In the moment it took MaLeila to blink and shield her eyes because of the wind whipping at her face, the cyclone was gone. Tsubame wasn’t there anymore and neither were Marcel and Nika, at least not the faces she had come to associate with the three for she did indeed know their faces very well. Tsubame’s face in particular. In some science class or another, they discussed how even if people were able to meet themselves, they wouldn’t recognize the person because people only saw their mirror image. But MaLeila begged to differ. She’d taken enough selfies, seen enough pictures of herself to instantly recognize the face standing in front of her as her own… sort of.

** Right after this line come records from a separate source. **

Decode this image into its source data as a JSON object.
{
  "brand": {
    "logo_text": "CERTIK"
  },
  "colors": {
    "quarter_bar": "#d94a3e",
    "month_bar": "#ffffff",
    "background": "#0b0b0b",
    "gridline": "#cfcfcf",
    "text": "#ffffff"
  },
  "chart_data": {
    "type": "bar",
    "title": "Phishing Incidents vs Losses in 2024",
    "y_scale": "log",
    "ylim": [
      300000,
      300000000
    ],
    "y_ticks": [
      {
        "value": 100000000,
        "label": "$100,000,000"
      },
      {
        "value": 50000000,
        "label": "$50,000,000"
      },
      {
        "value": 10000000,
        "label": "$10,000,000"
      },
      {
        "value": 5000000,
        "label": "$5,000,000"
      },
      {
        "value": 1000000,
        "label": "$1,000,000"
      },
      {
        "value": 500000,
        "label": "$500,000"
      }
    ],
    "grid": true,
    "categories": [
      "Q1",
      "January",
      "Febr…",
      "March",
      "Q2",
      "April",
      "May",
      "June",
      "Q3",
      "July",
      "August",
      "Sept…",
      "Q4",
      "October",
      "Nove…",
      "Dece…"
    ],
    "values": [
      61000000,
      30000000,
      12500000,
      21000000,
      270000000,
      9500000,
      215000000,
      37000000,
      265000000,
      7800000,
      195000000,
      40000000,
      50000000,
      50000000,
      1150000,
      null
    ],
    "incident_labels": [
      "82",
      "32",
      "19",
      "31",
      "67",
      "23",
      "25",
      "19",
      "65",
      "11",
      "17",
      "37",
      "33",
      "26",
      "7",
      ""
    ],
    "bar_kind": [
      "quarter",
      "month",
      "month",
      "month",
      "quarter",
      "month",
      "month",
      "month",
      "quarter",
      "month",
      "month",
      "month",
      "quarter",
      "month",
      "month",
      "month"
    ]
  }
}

It was a couple of years older, with sharper features and a more defined jawline because of a lack of baby fat, but it was still her face.

And flanking either side of her doppelganger were the faces of Bastet and Devdan. The other Bastet, Nika, was just as tall as the Bastet standing next to MaLeila in numb shock also, but with long big hair in what looked like a braid out, a style Bastet would never be caught dead in. The other Devdan, Marcel, she couldn’t see any difference, not at first glance.

“What the hell?” Devdan said through clenched teeth, clutching his shoulder again.

That was MaLeila’s sentiment exactly and she started to wonder if it was only a very good glamour, a disguise, until Tsubame summoned a thick leather worn book into her hands. And MaLeila, on instinct, summoned a thick leather book, a little less worn but identical to Tsubame’s into her hands. Claude’s book. The legacy he had left her.

“Oh my God,” Bastet breathed.

“Now do you see?” Tsubame asked. “Now do you see why you should let me help me you?”

“You’re…” MaLeila trailed off, not sure what she wanted to say, not sure if there was anything to say that could express how conflicted she felt about all this. “Fuck.”

MaLeila watched her own face roll her eyes in annoyance.

“I’ve grown tired of waiting on the girl to come around and decide she wants to join me on her own,” Tsubame said.

“So what does that mean for your plan?” Nika asked.

“Nothing.”

“But you just said--.”

Tsubame laughed and said, “I just said I’m tired of waiting on her. So we’re not going to. Marcel, would you help Miss Samara this way?”

In the time it took MaLeila to comprehend what Tsubame said, Marcel was there, in front of them. First he struck Bastet in the face with black energy, causing the woman to fall back and reach for her eyes. Devdan managed to miss the magical attack and rose his gun with his uninjured left arm to shoot, but Marcel was quicker, a shot ringing in the air before MaLeila had even seen the man lift the gun.

It wasn’t a warning shot this time. It hit Devdan somewhere on the right side of his torso. MaLeila wasn’t sure where, just that blood was gushing out him from somewhere, staining the white shirt he still had on from his suit the previous evening. She rushed forward in an attempt to try to slow his fall, because he was too heavy for her to catch him, but her wrist were yanked back behind her before she could take a step.